At the beginning of March I had an overnight trip planned with my sisters. One of them began to feel cold and achy with a temperature, but at the time this didn’t really ring any alarm bells for us as COVID-19 was still very much restricted to people who had been travelling. My sister continued to go downhill and 3 days later I also had a temperature and felt cold and shivery with aching joints. 

After calling the hospital, they suggested I go to A&E. They told me what I had was viral, but when I asked if it could be COVID-19, they said that because I hadn't travelled I did not fit the criteria of people likely to have it.

 
I clearly remember being told I had tested positive for COVID-19 and being so scared of the implications of having lymphoma too.
Sandra

A week later, as I still had a high temperature and joint pain, I was tested for COVID-19. I clearly remember being told I had tested positive and being so scared of the implications of having lymphoma too.

I was still really poorly a few days later and by now was struggling with nausea and vomiting. I couldn’t keep any fluids down so got in touch with my clinical team. I was admitted to hospital where I was invited to take part in the RECOVERY trial, which looked at the benefits of dexamethasone. I recovered really well and was able to go home.

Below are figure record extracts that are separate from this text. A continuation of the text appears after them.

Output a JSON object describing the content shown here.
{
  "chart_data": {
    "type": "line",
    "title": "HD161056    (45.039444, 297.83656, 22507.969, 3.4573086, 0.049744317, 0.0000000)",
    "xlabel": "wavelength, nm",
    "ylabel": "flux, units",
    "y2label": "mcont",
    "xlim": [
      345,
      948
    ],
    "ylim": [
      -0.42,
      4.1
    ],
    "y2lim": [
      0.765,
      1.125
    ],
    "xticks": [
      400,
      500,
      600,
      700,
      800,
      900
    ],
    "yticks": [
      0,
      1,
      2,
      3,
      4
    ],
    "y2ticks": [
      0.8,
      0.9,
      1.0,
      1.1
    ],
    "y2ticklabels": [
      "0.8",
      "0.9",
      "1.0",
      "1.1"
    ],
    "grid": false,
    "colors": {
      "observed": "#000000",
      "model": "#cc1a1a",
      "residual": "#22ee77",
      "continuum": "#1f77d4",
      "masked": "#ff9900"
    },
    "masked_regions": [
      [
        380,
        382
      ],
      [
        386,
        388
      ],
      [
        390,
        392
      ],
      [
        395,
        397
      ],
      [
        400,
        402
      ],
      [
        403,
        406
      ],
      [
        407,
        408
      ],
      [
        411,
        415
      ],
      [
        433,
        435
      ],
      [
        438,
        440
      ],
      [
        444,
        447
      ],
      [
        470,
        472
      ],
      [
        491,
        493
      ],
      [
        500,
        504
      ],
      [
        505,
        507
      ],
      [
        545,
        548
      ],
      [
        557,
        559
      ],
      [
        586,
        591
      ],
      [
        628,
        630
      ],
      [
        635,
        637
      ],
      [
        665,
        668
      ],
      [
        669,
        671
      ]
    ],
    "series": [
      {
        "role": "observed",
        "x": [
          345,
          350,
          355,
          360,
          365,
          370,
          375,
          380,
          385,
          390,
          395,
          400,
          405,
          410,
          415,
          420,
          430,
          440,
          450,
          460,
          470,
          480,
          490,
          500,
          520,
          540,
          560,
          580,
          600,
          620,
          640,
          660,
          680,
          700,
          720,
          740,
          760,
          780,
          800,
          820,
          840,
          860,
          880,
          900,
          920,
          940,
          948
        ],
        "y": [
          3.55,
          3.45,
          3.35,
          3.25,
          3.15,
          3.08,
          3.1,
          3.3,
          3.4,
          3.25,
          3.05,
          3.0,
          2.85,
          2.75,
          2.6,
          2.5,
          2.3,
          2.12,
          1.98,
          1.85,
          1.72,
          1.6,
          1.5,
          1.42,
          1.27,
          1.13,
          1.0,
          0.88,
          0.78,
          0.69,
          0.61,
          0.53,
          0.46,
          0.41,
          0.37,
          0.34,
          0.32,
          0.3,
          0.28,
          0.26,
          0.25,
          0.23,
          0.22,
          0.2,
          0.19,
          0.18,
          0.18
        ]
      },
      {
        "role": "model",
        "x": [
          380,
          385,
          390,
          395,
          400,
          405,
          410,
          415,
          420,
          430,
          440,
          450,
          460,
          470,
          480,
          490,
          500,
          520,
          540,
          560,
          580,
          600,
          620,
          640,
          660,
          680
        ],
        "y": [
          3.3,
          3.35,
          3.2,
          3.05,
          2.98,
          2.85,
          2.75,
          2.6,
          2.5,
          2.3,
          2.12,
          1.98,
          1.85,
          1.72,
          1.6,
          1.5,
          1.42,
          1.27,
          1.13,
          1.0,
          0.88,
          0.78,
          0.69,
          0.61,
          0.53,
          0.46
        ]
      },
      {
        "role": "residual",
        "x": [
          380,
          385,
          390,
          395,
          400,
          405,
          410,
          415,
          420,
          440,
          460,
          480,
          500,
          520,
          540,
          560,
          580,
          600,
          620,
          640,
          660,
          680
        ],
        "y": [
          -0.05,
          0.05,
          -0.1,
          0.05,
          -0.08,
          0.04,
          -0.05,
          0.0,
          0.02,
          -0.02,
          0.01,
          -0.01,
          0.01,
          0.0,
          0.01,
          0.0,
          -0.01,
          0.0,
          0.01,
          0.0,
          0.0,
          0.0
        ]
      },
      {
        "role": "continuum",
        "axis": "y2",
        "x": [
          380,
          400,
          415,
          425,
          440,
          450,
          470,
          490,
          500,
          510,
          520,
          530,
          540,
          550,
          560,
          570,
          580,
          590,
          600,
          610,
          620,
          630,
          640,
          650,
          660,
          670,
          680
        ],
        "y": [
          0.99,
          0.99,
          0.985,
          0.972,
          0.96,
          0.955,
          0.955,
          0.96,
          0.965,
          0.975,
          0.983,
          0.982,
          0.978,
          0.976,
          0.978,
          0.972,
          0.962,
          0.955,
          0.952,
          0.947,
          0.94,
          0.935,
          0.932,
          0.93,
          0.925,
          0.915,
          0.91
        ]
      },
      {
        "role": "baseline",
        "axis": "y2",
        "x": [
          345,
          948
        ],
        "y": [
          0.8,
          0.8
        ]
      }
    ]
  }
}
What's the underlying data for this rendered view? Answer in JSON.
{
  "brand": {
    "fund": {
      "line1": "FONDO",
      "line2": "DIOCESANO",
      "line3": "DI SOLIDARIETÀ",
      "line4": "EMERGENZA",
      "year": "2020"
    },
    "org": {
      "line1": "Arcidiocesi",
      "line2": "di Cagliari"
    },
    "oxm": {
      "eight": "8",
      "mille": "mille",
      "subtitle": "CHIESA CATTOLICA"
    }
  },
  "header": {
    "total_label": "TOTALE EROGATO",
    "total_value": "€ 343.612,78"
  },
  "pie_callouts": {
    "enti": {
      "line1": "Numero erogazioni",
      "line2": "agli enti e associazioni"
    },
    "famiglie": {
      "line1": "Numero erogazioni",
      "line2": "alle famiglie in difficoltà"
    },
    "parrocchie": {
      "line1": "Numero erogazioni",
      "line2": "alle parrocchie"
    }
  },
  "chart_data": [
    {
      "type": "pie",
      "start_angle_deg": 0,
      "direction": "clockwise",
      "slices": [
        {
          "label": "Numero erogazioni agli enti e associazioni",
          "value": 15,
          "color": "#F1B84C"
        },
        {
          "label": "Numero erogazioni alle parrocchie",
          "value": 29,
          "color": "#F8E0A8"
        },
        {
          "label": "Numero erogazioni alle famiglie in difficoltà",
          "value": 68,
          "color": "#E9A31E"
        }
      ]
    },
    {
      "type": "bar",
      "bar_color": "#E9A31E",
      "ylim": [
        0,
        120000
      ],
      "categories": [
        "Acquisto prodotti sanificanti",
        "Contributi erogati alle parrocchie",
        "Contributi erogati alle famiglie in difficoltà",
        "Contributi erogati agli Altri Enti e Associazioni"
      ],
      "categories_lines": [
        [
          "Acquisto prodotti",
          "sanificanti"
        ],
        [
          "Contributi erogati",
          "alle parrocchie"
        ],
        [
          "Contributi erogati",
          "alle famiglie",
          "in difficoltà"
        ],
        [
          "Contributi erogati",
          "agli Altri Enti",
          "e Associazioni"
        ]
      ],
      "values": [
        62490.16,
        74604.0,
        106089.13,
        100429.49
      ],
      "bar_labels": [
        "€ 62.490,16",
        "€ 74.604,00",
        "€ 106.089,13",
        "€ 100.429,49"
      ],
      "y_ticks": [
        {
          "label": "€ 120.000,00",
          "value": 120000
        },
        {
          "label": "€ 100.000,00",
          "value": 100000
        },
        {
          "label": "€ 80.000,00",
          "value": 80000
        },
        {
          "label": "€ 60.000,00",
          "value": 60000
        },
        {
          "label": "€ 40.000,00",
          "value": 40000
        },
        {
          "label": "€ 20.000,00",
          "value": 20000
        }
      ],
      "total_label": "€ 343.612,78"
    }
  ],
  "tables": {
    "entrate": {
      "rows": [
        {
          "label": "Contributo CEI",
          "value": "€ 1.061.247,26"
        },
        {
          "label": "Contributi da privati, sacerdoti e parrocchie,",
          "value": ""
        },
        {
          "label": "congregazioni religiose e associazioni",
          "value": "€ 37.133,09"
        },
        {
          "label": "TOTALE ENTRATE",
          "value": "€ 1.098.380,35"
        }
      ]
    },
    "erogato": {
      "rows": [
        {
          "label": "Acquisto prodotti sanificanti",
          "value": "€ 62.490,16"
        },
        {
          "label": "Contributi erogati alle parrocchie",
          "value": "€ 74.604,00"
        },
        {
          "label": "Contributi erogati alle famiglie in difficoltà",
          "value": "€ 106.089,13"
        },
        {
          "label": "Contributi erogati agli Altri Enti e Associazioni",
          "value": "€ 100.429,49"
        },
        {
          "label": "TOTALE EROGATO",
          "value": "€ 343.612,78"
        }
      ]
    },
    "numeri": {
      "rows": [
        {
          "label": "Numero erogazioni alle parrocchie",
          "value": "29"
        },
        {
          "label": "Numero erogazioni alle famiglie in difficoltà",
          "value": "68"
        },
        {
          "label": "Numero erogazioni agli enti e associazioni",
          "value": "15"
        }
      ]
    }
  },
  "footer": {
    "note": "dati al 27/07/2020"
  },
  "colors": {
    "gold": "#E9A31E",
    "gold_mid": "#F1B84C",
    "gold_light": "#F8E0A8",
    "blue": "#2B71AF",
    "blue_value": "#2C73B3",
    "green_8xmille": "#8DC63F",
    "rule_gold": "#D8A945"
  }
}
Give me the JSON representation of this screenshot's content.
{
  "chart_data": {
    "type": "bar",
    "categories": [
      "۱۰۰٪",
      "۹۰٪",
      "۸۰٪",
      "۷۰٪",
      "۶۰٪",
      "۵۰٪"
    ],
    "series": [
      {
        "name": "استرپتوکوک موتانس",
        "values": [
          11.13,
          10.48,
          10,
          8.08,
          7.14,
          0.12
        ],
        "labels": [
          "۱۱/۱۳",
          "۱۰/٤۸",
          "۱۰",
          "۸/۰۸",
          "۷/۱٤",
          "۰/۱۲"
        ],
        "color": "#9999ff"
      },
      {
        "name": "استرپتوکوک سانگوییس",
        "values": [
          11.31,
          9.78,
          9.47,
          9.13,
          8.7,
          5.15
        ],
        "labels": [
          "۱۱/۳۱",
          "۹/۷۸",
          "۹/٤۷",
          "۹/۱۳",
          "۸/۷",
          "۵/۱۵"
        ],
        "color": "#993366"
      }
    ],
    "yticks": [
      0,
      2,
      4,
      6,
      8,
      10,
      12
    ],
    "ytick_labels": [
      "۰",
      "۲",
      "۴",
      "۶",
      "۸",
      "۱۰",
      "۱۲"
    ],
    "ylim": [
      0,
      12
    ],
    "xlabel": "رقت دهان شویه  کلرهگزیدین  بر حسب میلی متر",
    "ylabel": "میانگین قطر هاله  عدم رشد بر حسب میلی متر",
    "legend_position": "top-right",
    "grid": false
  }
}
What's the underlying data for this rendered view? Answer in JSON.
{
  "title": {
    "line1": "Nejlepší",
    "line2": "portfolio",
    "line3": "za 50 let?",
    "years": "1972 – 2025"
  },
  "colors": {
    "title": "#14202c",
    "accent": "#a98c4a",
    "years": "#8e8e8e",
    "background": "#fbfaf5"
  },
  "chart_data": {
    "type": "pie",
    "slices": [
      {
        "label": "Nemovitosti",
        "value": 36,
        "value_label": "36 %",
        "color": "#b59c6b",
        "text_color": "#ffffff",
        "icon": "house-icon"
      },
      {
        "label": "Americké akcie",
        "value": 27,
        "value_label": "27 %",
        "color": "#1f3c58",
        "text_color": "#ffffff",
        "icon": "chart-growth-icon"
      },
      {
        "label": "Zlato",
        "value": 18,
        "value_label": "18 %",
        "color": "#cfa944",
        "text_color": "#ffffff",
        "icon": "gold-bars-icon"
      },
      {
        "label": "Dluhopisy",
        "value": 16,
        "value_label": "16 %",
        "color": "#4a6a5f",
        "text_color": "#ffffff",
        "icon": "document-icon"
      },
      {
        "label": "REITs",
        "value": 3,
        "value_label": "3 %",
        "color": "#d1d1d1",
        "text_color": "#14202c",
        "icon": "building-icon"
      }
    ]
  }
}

At home I started to feel breathless after 24 hours, which was really frightening. I was taken back into hospital where I was given oxygen to help. It was really scary and I honestly thought it could only end one way. I had received the shielding letter that had spelled out the dangers if I got COVID-19.

Fortunately, I didn’t need to be ventilated but spent 4 weeks in hospital. It was such a hard time, especially as I wasn’t allowed any visitors. Aren’t we lucky to live in an era of mobile phones? At least we could keep in touch. 

When I was diagnosed with COVID-19 I had to stop taking the Ibrutinib as it is an immunosuppressant. I then became anaemic and needed a blood transfusion and there was much discussion between the haematology and COVID teams to try and determine whether the problems were caused by the lymphoma or COVID-19.

As my breathing continued to cause me real difficulties and it was hard to get off the oxygen completely, a CT scan was done which showed blood clots in my lung. I needed to use anticoagulants, which I had to inject myself with for 3 months.
 
I finally came home for Easter weekend, once my breathing had improved. Unfortunately I still had a temperature after a week of being home, so was admitted back into hospital for a week, while the doctors established that the temperature was most likely caused by the uncontrolled lymphoma.

It was a difficult decision for my lymphoma team to start me back on Ibrutinib while I was still on the anticoagulant for the blood clot, but they felt my need for treatment overcame the concerns over any potential bleeding issues.

I consider myself really lucky, especially as I am not struggling with long term symptoms of COVID-19 as some people are. I was so fearful of what would happen when I was diagnosed. I went through so much but am delighted that the lymphoma didn’t stop me from beating it. Although I am nervous, I am now able to enjoy being outside and going for walks.  

And my family? To everyone's surprise my husband didn't get COVID-19 (he has had an antibody test). My sister recovered after about 2 weeks and although she feels guilty having seen me early in March, we couldn't have known was was ahead for us. 

My family were a huge support for me while I was ill. I am also immensely grateful to the team who looked after me when I had COVID-19 and also to my haematology team, who have always looked after me so well and got me back on treatment and to my pre-COVID blood levels.

About the RECOVERY trial

Dexamethasone is a corticosteroid used in a wide range of conditions for its anti-inflammatory and immunosuppressant effects. It was tested in hospitalised patients with COVID-19 in the UK nationally in the RECOVERY trial and was found to have benefits for critically ill patients. Preliminary findings indicate that for patients on ventilator treatment, dexamethasone reduces risk of dying by about one third and for patients requiring oxygen, mortality is cut by about one-fifth.